Constitutional law and litigation expert Jonathan Emord served as an attorney in the Federal Communications Commission during the administration of former President Ronald Reagan. 

According to his website, Emord has detailed knowledge of the federal bureaucracy, “the deep state,” and he has won more cases against the Food and Drug Administration in federal court than any other attorney in American history, earning him the nickname “FDA Dragon Slayer.” 
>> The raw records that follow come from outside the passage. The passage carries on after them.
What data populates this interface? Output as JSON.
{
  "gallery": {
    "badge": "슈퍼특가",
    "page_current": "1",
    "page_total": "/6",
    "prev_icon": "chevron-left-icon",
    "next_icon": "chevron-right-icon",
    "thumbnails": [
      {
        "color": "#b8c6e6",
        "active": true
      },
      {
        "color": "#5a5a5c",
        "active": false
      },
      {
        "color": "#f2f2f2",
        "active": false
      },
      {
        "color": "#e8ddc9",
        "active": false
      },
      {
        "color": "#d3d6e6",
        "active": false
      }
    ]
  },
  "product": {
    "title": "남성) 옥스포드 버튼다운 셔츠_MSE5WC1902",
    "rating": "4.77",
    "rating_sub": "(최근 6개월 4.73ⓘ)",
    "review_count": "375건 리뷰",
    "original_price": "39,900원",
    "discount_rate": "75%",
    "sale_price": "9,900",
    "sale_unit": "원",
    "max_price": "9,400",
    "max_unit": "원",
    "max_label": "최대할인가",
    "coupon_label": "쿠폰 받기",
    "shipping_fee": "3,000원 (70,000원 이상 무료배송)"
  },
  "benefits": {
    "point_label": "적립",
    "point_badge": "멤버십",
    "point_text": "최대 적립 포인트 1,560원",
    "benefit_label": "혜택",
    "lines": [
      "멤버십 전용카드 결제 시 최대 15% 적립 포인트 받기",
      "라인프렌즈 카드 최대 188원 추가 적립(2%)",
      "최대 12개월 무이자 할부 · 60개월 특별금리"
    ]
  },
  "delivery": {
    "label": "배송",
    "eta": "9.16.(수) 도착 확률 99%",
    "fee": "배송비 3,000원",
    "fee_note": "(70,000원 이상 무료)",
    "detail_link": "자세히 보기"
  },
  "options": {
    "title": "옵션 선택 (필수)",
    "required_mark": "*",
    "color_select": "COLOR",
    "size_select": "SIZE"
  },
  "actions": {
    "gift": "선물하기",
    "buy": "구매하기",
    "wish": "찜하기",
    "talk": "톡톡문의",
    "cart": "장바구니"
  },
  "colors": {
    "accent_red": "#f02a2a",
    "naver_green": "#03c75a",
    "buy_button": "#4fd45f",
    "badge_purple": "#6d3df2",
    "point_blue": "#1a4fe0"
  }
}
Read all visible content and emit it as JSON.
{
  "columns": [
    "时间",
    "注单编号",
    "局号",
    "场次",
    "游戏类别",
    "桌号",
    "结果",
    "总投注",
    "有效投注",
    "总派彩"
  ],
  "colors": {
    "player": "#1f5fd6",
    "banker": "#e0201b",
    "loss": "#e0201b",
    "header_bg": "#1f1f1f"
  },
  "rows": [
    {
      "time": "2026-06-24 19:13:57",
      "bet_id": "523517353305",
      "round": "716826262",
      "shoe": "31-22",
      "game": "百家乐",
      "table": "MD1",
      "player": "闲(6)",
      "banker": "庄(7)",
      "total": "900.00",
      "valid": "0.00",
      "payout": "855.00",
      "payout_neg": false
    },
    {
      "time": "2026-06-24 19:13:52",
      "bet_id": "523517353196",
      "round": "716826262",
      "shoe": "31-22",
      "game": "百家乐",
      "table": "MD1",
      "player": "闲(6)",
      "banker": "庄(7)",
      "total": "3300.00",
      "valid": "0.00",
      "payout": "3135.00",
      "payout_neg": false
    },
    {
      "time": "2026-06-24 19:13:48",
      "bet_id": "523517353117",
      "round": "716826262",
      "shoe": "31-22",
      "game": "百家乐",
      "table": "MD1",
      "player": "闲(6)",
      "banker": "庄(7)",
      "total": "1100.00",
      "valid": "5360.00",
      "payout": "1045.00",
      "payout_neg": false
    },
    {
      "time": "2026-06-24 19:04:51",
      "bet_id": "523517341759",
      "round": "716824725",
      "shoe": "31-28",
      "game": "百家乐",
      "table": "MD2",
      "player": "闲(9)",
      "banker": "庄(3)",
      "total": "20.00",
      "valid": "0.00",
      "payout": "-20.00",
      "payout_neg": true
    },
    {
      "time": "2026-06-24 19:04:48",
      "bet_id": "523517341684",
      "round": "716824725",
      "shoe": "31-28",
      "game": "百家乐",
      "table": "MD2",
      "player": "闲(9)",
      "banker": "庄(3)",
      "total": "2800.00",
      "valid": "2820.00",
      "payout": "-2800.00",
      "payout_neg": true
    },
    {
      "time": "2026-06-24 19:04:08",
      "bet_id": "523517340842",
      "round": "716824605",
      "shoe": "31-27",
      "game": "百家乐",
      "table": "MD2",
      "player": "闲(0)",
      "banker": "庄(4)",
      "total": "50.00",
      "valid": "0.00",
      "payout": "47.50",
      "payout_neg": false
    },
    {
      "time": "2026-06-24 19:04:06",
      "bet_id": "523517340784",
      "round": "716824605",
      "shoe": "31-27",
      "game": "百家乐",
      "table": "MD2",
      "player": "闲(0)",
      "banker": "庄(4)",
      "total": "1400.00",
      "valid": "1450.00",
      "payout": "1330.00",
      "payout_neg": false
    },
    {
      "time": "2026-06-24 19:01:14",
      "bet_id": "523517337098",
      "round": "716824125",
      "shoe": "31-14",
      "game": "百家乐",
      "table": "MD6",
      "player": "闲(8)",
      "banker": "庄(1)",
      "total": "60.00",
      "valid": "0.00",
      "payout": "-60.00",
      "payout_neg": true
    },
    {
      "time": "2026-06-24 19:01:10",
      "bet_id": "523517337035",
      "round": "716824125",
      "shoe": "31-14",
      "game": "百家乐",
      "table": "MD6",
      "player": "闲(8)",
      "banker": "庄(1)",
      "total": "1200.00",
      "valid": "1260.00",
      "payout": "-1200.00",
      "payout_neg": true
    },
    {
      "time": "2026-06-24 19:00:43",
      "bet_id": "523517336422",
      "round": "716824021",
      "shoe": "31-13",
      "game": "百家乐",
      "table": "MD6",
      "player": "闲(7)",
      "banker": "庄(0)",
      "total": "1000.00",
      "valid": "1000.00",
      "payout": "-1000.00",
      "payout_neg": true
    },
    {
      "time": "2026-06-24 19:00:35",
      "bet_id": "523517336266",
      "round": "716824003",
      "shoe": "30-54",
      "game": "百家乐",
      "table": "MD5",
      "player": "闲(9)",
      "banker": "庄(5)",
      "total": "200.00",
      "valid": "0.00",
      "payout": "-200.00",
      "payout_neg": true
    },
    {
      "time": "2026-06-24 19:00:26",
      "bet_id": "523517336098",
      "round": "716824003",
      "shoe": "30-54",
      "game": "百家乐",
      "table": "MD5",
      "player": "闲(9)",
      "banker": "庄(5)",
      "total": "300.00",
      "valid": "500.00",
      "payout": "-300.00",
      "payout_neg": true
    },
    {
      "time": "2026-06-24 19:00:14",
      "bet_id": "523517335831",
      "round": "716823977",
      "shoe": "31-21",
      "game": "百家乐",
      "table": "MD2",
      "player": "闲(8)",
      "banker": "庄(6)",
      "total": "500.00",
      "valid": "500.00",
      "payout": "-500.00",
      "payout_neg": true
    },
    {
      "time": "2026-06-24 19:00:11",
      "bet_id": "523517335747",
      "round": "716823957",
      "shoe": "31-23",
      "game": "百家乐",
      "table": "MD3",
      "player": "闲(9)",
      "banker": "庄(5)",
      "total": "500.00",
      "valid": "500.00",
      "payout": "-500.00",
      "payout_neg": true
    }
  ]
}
He lives in southwestern Fairfax County with his wife, with whom he has two children. 

Eddie Garcia
Eddie Garcia

A 22-year U.S. Army veteran, Eddie Garcia has completed six combat deployments, three in Iraq and three in Afghanistan. He was also a member of the special operations community for 14 years, after which he commanded paratroopers in the 82nd Airborne Division. Garcia is currently the owner and founder of the MIL-VETS Mobile Integration App, which services veterans, military spouses and veteran-business owners. He lives in Arlington with his wife and two children. 

Scott Parkinson
Scott Parkinson

Scott Parkinson has collected valuable credentials during his tenure working for three U.S. senators and as the executive director of the Republican Study Committee. In 2018, Scott was then-Rep. Ron DeSantis’ chief of staff while DeSantis won the gubernatorial race in Florida. Following a stint on the transition team, Scott joined the Club for Growth, a leading conservative organization, as vice president of government affairs. 

“Parkinson has done just fine with fundraising, but also has a huge number of key endorsements from national GOP figures,” Richard said, referring to Sen. Ted Cruz, R-Tx., Sen. Mike Lee, R-UT, Rep. Bob Good, R-Campbell County, and Citizens United. “There has been no polling yet, but it looks like Parkinson is a party and Freedom Caucus favorite,” Richards said. 

Chuck Smith.
Chuck Smith

North Carolina native Chuck Smith spent many of his formative years divided between law school and the  U.S. Navy’s Judge Advocate General (JAG) student program. During this 20-year naval career, he served as a prosecutor, defense counsel, and as a special assistant to a U.S. attorney — including a stint in Roanoke. In 2012, Smith sought the Republican nomination in Virginia’s 3rd Congressional District but withdrew before the primary. In 2021, he was an unsuccessful candidate for the party’s nomination for attorney general.

Ron Vitiello, a former chief of the U.S. Border Patrol, ended his candidacy last month.